37 Für (allenfalls widerrechtlich) ins Ausland verbrachte Kinder sollte der gewöhnliche Aufenthalt dort angenommen werden, wo die engsten bzw. stabilsten familiären Beziehungen zu verorten sind.
C. Das Verhältnis des gewöhnlichen Aufenthalts zum Wohnsitz
38 Laut Art. 20 Abs. 2 IPRG ist in Fällen, in welchen eine Person nirgends Wohnsitz hat, der gewöhnliche Aufenthalt zu berücksichtigen. Diese subsidiäre Anwendung kommt jedoch gemäss dem expliziten Wortlaut von Art. 20 Abs. 2 IPRG nur dann in Frage, wenn weder in der Schweiz noch im Ausland ein Wohnsitz lokalisiert werden kann. In Anbetracht der Subsidiarität erklärt sich auch, dass für jede Person ein gewöhnlicher Aufenthalt verortet werden muss – andernfalls liefen diverse Anknüpfungen in Ermangelung sowohl eines Wohnsitzes als auch eines gewöhnlichen Aufenthaltes ins Leere.
39 Der gewöhnliche Aufenthalt gelangt insbesondere dann zur Anwendung, wenn der bisherige Wohnsitz aufgegeben wird und kein neuer Wohnsitz begründet wird.

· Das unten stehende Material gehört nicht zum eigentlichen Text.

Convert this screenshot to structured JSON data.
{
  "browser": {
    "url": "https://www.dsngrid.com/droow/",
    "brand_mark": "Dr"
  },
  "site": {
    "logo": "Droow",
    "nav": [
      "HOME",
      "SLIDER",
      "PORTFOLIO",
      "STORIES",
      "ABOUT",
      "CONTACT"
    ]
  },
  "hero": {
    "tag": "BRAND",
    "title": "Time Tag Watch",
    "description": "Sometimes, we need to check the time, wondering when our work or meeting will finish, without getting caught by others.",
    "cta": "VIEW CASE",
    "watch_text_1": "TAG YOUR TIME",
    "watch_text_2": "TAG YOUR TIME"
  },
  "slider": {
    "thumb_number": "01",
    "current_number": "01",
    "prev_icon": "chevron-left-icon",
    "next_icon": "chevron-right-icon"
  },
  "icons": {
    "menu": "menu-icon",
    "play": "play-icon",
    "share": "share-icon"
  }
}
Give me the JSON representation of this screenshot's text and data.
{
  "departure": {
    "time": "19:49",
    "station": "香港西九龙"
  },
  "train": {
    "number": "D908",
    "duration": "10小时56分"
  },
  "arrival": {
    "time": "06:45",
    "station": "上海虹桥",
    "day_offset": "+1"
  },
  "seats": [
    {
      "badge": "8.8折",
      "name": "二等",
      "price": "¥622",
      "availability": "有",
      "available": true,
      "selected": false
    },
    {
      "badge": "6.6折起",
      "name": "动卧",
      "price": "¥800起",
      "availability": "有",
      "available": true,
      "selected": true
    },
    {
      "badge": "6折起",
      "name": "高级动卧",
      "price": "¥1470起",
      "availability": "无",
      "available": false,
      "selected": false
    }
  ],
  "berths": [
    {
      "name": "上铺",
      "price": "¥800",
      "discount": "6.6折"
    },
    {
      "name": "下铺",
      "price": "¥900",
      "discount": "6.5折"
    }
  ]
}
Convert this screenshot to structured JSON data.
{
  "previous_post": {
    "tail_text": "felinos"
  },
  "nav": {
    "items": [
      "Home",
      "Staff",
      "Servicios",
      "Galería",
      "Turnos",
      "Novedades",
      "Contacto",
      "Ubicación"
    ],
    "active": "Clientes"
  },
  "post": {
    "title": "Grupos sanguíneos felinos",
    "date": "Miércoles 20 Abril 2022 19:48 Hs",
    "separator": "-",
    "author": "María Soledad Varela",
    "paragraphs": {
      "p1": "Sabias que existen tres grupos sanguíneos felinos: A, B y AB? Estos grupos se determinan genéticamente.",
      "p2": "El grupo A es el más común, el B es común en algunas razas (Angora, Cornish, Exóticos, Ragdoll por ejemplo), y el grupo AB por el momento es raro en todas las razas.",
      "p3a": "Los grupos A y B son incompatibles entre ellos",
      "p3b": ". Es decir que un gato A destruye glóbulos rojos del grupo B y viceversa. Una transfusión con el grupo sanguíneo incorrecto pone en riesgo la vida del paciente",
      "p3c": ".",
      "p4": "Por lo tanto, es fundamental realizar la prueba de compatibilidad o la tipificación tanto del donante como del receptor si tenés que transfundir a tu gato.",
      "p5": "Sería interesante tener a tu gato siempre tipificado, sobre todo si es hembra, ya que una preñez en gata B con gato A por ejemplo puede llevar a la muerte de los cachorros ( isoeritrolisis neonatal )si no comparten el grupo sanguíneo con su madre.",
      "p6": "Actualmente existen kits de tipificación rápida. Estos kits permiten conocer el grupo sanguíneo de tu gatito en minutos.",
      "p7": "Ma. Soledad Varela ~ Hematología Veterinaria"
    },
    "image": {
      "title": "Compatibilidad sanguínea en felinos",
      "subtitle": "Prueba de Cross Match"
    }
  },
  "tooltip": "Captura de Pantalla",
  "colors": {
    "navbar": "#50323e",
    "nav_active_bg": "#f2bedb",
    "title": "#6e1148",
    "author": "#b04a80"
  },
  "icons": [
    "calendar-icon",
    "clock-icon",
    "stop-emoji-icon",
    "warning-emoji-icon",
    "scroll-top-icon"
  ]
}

40 Die Ersatzanknüpfung an den gewöhnlichen Aufenthalt bezieht sich im Grunde sowohl auf Kollisions- wie auch auf Zuständigkeitsregeln. Vereinzelt kann ausschliesslich an den Wohnsitz angeknüpft werden, weswegen eine Berufung auf den gewöhnlichen Aufenthalt nicht zulässig ist. Dies wird im Erbrecht (Art. 86 ff. IPRG) der Fall sein, wo auf den «letzten Wohnsitz» abgestellt wird. Hat eine Person vor ihrem Tod den Wohnsitz aufgegeben und ist an ihrem gewöhnlichen Aufenthalt gestorben, ist nichtsdestotrotz auf den letzten Wohnsitz abzustellen.
IV. Die Niederlassung (Abs. 1 lit. c)
41 Die Niederlassung befindet sich am Schwerpunkt der geschäftlichen Tätigkeit einer natürlichen Person. Es ist auf den Mittelpunkt der Aktivitäten abzustellen, welche auf die Erzielung eines Erwerbs gerichtet sind.
42 Als Niederlassung einer natürlichen Person gelten eine Werkstatt, ein Verkaufslokal, ein Atelier oder ein Büro.